Note: The following post appears simultaneously–with a slightly different title–in my monthly guest post on The Blog of Funny Names.

“You could look it up.”–Casey Stengel

Lillian Virginia Mountweazel.  To be or not to be?

Lillian Virginia Mountweazel. To be or not to be?

According to the 1975 edition of the New  Columbia Encyclopedia,   ”Lillian Virginia Mountweazel ( 1942-1973),  was an American photographer, b. Bangs, Ohio. Turning from fountain design to photography in 1963, Mountweazel produced her celebrated portraits of the South Sierra Miwok in 1964. She was awarded government grants to make a series of photo-essays of unusual subject matter, including New York City buses, the cemeteries of Paris and rural American mailboxes. The last group was exhibited extensively abroad and published as Flags Up! (1972) Mountweazel died at 31 in an explosion while on assignment for Combustibles magazine.”

It’s an incredible story–at least, according to the 1975 edition of the New Columbia Encyclopedia– with  ”according to” being the critical phrase. Because, you see, no such person ever existed.  The entry was bogus–a common practice among publishers of dictionaries, encyclopedias and even maps.  It was designed to catch copyright infringement.  This practice was hardly new, as I shall proceed to report.  However, it caused enough of a stir  that The New Yorker coined the term Mountweazel to mean any such copyright trap in published material, and the name has stuck.  As things of this nature often take on a life of their own, the eponymous Ms. Mountweazel now has a page on Facebook and a memorial society on Flickr.
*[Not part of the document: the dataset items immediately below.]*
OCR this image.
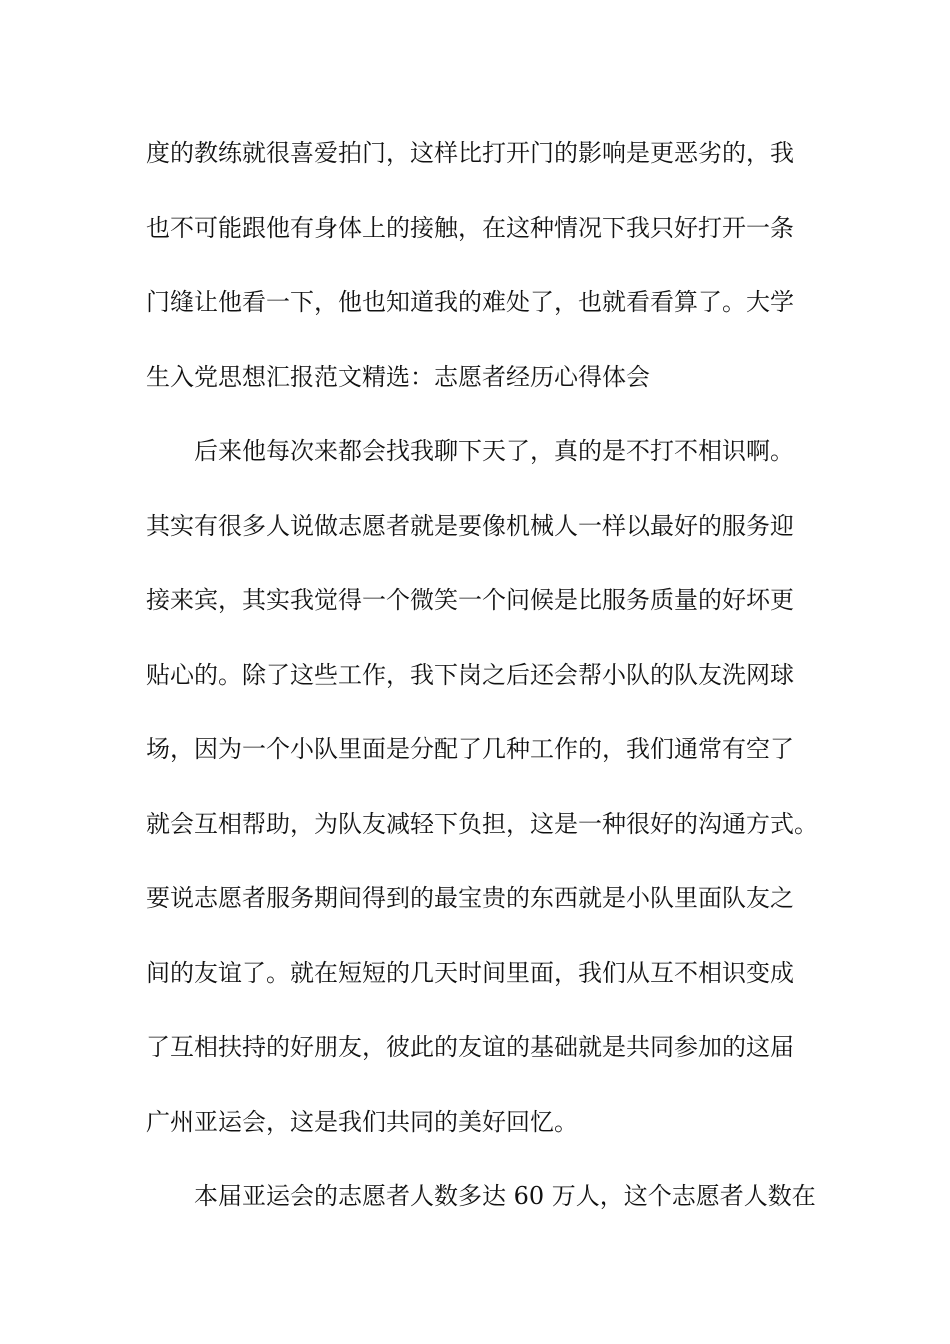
度的教练就很喜爱拍门，这样比打开门的影响是更恶劣的，我
也不可能跟他有身体上的接触，在这种情况下我只好打开一条
门缝让他看一下，他也知道我的难处了，也就看看算了。大学
生入党思想汇报范文精选：志愿者经历心得体会
后来他每次来都会找我聊下天了，真的是不打不相识啊。
其实有很多人说做志愿者就是要像机械人一样以最好的服务迎
接来宾，其实我觉得一个微笑一个问候是比服务质量的好坏更
贴心的。除了这些工作，我下岗之后还会帮小队的队友洗网球
场，因为一个小队里面是分配了几种工作的，我们通常有空了
就会互相帮助，为队友减轻下负担，这是一种很好的沟通方式。
要说志愿者服务期间得到的最宝贵的东西就是小队里面队友之
间的友谊了。就在短短的几天时间里面，我们从互不相识变成
了互相扶持的好朋友，彼此的友谊的基础就是共同参加的这届
广州亚运会，这是我们共同的美好回忆。
本届亚运会的志愿者人数多达 60 万人，这个志愿者人数在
But as odd as this story sounds, the course of events that led me to this discovery is stranger still.  It was a three decade odyssey that started back in the mid-1970′s.  While playing the game of Dictionary at the home of a (much older) friend,  I came across the following in the 1943 edition of Webster’s Twentieth Century Dictionary:

jungftak, n.–a Persian bird, the male of which had only one wing, on the right side, and the female only one wing, on the left side; instead of the missing wings, the male had a hook of bone, and the female an eyelet of bone, and it was by uniting hook and eye that they were enabled to fly, — each, when alone, had to remain on the ground.

That was it; there was no pronunciation and no etymology.

Wow.  I was flummoxed.  How bizarre was this?  I had to find out more.  I went to the local library and searched every encyclopedia and every dictionary, but found nothing.  Figuring that this bird had to be mythical, I next went to books on Persian culture and mythology.  Still nothing.  I was puzzled, but not deterred, and I never forgot this bizarre word and definition.  Over the next several decades I sporadically recalled this incident and searched again, each time to no avail.  No avail, that is, until about five years ago.  Through the miracle know as the internet, the Google search term ‘jungftak’ finally bore fruit.  I uncovered a 1981 article by one Richard Rex in the journal American Speech. He had also discovered this word and had the same issues with it.  His conclusion was that the entry was an early example of what, by the time of this article, had come to be called a Mountweazel.  A copyright trap.  It was quite a letdown, but at least I finally had an answer.

I discussed this phenomenon with Martha Barnette and Grant Barrett as a caller to the NPR show A Way With Words originally broadcast in January of 2010.  You can listen to this archived broadcast here.  My segment occurs about 20 minutes into the show.      Have fun listening, and don’t take any wooden Mountweazels.